As believers of a particular faith, we can and should point to our religious traditions to explain why we think this expression of the faith is wrong or misguided, even so wrong-headed as to put those violent people outside the true faith. Even Bernard Lewis, an expert in Islamic Studies who has been reviled by some for his criticisms of Islam, says that the Muslim tradition never legitimizes modern terrorism and the wanton killing of women and children2 Although Islam commonly views the Kingdom in an earthly way, the vast majority reject the idea that this dominion should be expanded by the sword. We should accept this type of argument, and I think most of us do.
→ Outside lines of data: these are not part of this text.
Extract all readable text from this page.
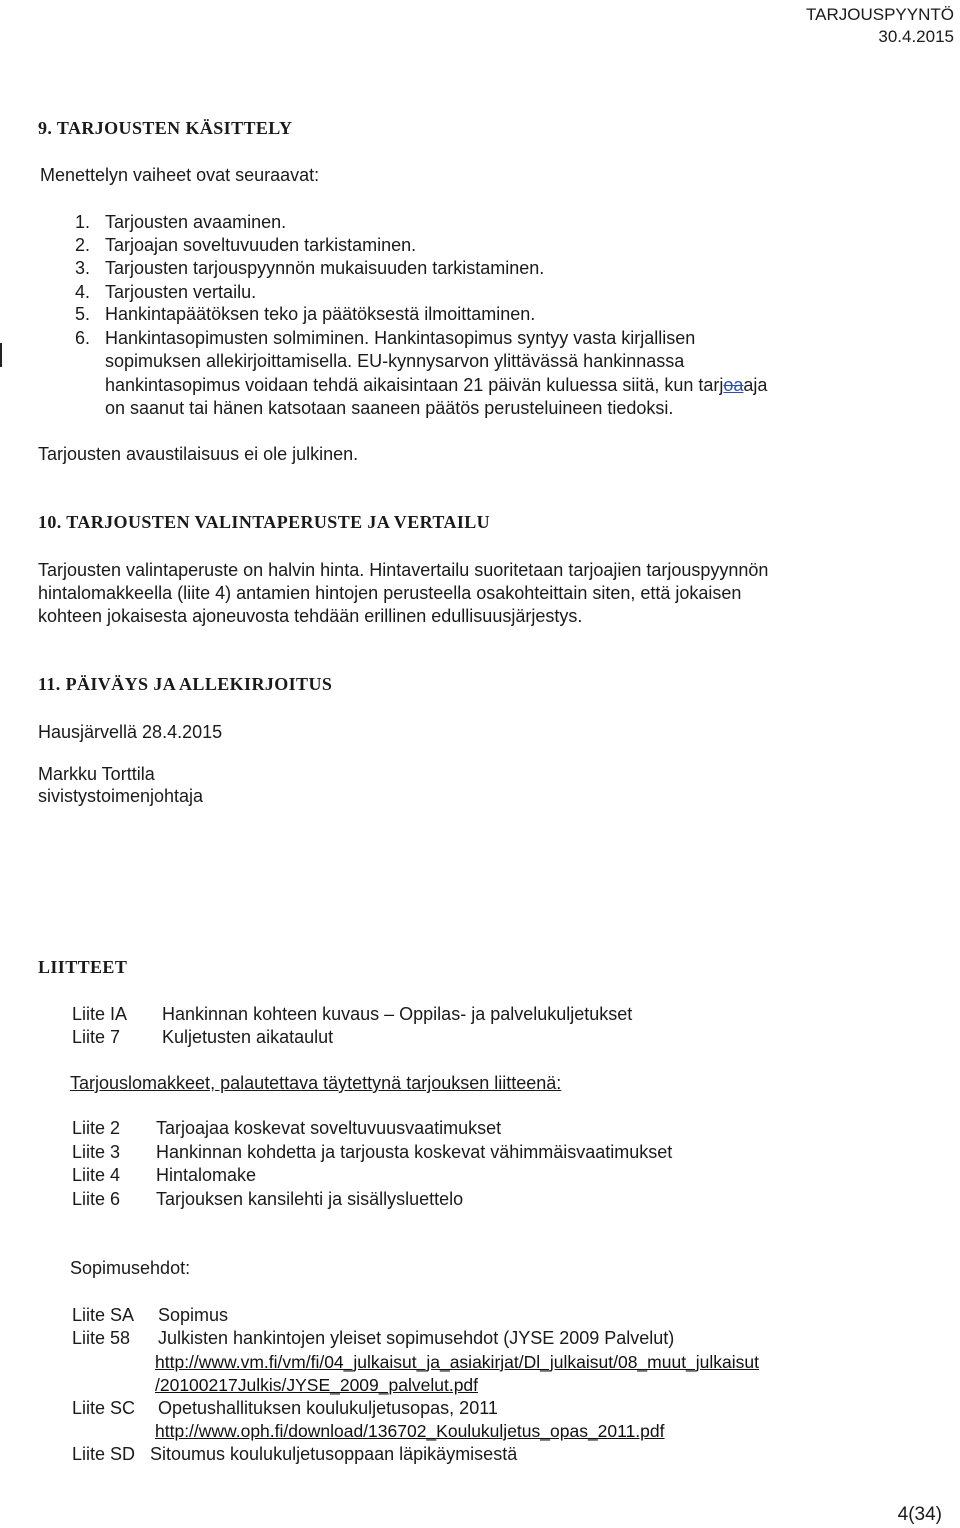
TARJOUSPYYNTÖ
30.4.2015
9. TARJOUSTEN KÄSITTELY
Menettelyn vaiheet ovat seuraavat:
1. Tarjousten avaaminen.
2. Tarjoajan soveltuvuuden tarkistaminen.
3. Tarjousten tarjouspyynnön mukaisuuden tarkistaminen.
4. Tarjousten vertailu.
5. Hankintapäätöksen teko ja päätöksestä ilmoittaminen.
6. Hankintasopimusten solmiminen. Hankintasopimus syntyy vasta kirjallisen
sopimuksen allekirjoittamisella. EU-kynnysarvon ylittävässä hankinnassa
hankintasopimus voidaan tehdä aikaisintaan 21 päivän kuluessa siitä, kun tarjoaaja
on saanut tai hänen katsotaan saaneen päätös perusteluineen tiedoksi.
Tarjousten avaustilaisuus ei ole julkinen.
10. TARJOUSTEN VALINTAPERUSTE JA VERTAILU
Tarjousten valintaperuste on halvin hinta. Hintavertailu suoritetaan tarjoajien tarjouspyynnön
hintalomakkeella (liite 4) antamien hintojen perusteella osakohteittain siten, että jokaisen
kohteen jokaisesta ajoneuvosta tehdään erillinen edullisuusjärjestys.
11. PÄIVÄYS JA ALLEKIRJOITUS
Hausjärvellä 28.4.2015
Markku Torttila
sivistystoimenjohtaja
LIITTEET
Liite IA Hankinnan kohteen kuvaus – Oppilas- ja palvelukuljetukset
Liite 7 Kuljetusten aikataulut
Tarjouslomakkeet, palautettava täytettynä tarjouksen liitteenä:
Liite 2 Tarjoajaa koskevat soveltuvuusvaatimukset
Liite 3 Hankinnan kohdetta ja tarjousta koskevat vähimmäisvaatimukset
Liite 4 Hintalomake
Liite 6 Tarjouksen kansilehti ja sisällysluettelo
Sopimusehdot:
Liite SA Sopimus
Liite 58 Julkisten hankintojen yleiset sopimusehdot (JYSE 2009 Palvelut)
http://www.vm.fi/vm/fi/04_julkaisut_ja_asiakirjat/Dl_julkaisut/08_muut_julkaisut
/20100217Julkis/JYSE_2009_palvelut.pdf
Liite SC Opetushallituksen koulukuljetusopas, 2011
http://www.oph.fi/download/136702_Koulukuljetus_opas_2011.pdf
Liite SD Sitoumus koulukuljetusoppaan läpikäymisestä
4(34)
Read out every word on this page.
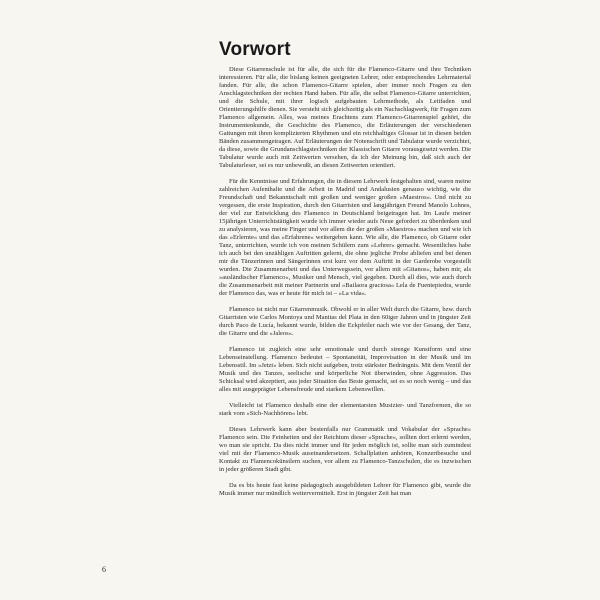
Vorwort

Diese Gitarrenschule ist für alle, die sich für die Flamenco-Gitarre und ihre Techniken interessieren. Für alle, die bislang keinen geeigneten Lehrer, oder entsprechendes Lehrmaterial fanden. Für alle, die schon Flamenco-Gitarre spielen, aber immer noch Fragen zu den Anschlagstechniken der rechten Hand haben. Für alle, die selbst Flamenco-Gitarre unterrichten, und die Schule, mit ihrer logisch aufgebauten Lehrmethode, als Leitfaden und Orientierungshilfe dienen. Sie versteht sich gleichzeitig als ein Nachschlagwerk, für Fragen zum Flamenco allgemein. Alles, was meines Erachtens zum Flamenco-Gitarrenspiel gehört, die Instrumentenkunde, die Geschichte des Flamenco, die Erläuterungen der verschiedenen Gattungen mit ihren komplizierten Rhythmen und ein reichhaltiges Glossar ist in diesen beiden Bänden zusammengetragen. Auf Erläuterungen der Notenschrift und Tabulatur wurde verzichtet, da diese, sowie die Grundanschlagstechniken der Klassischen Gitarre vorausgesetzt werden. Die Tabulatur wurde auch mit Zeitwerten versehen, da ich der Meinung bin, daß sich auch der Tabulaturleser, sei es nur unbewußt, an diesen Zeitwerten orientiert.

Für die Kenntnisse und Erfahrungen, die in diesem Lehrwerk festgehalten sind, waren meine zahlreichen Aufenthalte und die Arbeit in Madrid und Andalusien genauso wichtig, wie die Freundschaft und Bekanntschaft mit großen und weniger großen »Maestros«. Und nicht zu vergessen, die erste Inspiration, durch den Gitarristen und langjährigen Freund Manolo Lohnes, der viel zur Entwicklung des Flamenco in Deutschland beigetragen hat. Im Laufe meiner 15jährigen Unterrichtstätigkeit wurde ich immer wieder aufs Neue gefordert zu überdenken und zu analysieren, was meine Finger und vor allem die der großen »Maestros« machen und wie ich das »Erlernte« und das »Erfahrene« weitergeben kann. Wie alle, die Flamenco, ob Gitarre oder Tanz, unterrichten, wurde ich von meinen Schülern zum »Lehrer« gemacht. Wesentliches habe ich auch bei den unzähligen Auftritten gelernt, die ohne jegliche Probe abliefen und bei denen mir die Tänzerinnen und Sängerinnen erst kurz vor dem Auftritt in der Garderobe vorgestellt wurden. Die Zusammenarbeit und das Unterwegssein, vor allem mit »Gitanos«, haben mir, als »ausländischer Flamenco«, Musiker und Mensch, viel gegeben. Durch all dies, wie auch durch die Zusammenarbeit mit meiner Partnerin und »Bailaora graciosa« Lela de Fuentepiedra, wurde der Flamenco das, was er heute für mich ist – »La vida«.

Flamenco ist nicht nur Gitarrenmusik. Obwohl er in aller Welt durch die Gitarre, bzw. durch Gitarristen wie Carlos Montoya und Manitas del Plata in den 60iger Jahren und in jüngster Zeit durch Paco de Lucía, bekannt wurde, bilden die Eckpfeiler nach wie vor der Gesang, der Tanz, die Gitarre und die »Jaleos«.

Flamenco ist zugleich eine sehr emotionale und durch strenge Kunstform und eine Lebenseinstellung. Flamenco bedeutet – Spontaneität, Improvisation in der Musik und im Lebensstil. Im »Jetzt« leben. Sich nicht aufgeben, trotz stärkster Bedrängnis. Mit dem Ventil der Musik und des Tanzes, seelische und körperliche Not überwinden, ohne Aggression. Das Schicksal wird akzeptiert, aus jeder Situation das Beste gemacht, sei es so noch wenig – und das alles mit ausgeprägter Lebensfreude und starkem Lebenswillen.

Vielleicht ist Flamenco deshalb eine der elementarsten Musizier- und Tanzformen, die so stark vom »Sich-Nachhören« lebt.

Dieses Lehrwerk kann aber bestenfalls nur Grammatik und Vokabular der »Sprache« Flamenco sein. Die Feinheiten und der Reichtum dieser »Sprache«, sollten dort erlernt werden, wo man sie spricht. Da dies nicht immer und für jeden möglich ist, sollte man sich zumindest viel mit der Flamenco-Musik auseinandersetzen. Schallplatten anhören, Konzertbesuche und Kontakt zu Flamencokünstlern suchen, vor allem zu Flamenco-Tanzschulen, die es inzwischen in jeder größeren Stadt gibt.

Da es bis heute fast keine pädagogisch ausgebildeten Lehrer für Flamenco gibt, wurde die Musik immer nur mündlich weitervermittelt. Erst in jüngster Zeit hat man

6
As people, we should not let our reasoning be guided by fear of how others might construe our faith. As members of civil society, we have a responsibility to respect the argumentation of those of other faiths and not make unwarranted inferences or to charge guilt by association. If that’s a problem in society, then let’s combat that problem, but as religious adherents, we should not turn a blind eye to religious violence as if it has nothing in any way to do with us. For Muslims, this means thoughtfully and theologically critiquing and condemning religious violence, something I think that they are, on the whole, absolutely doing. For Christians, we know that while Christ claims dominion over the whole earth, our kingdom is not of/from this earth. We live in the tension of the already and the not yet, and carefully thinking about how we imagine the Kingdom of God and what our Lord says about it can be an important corrective.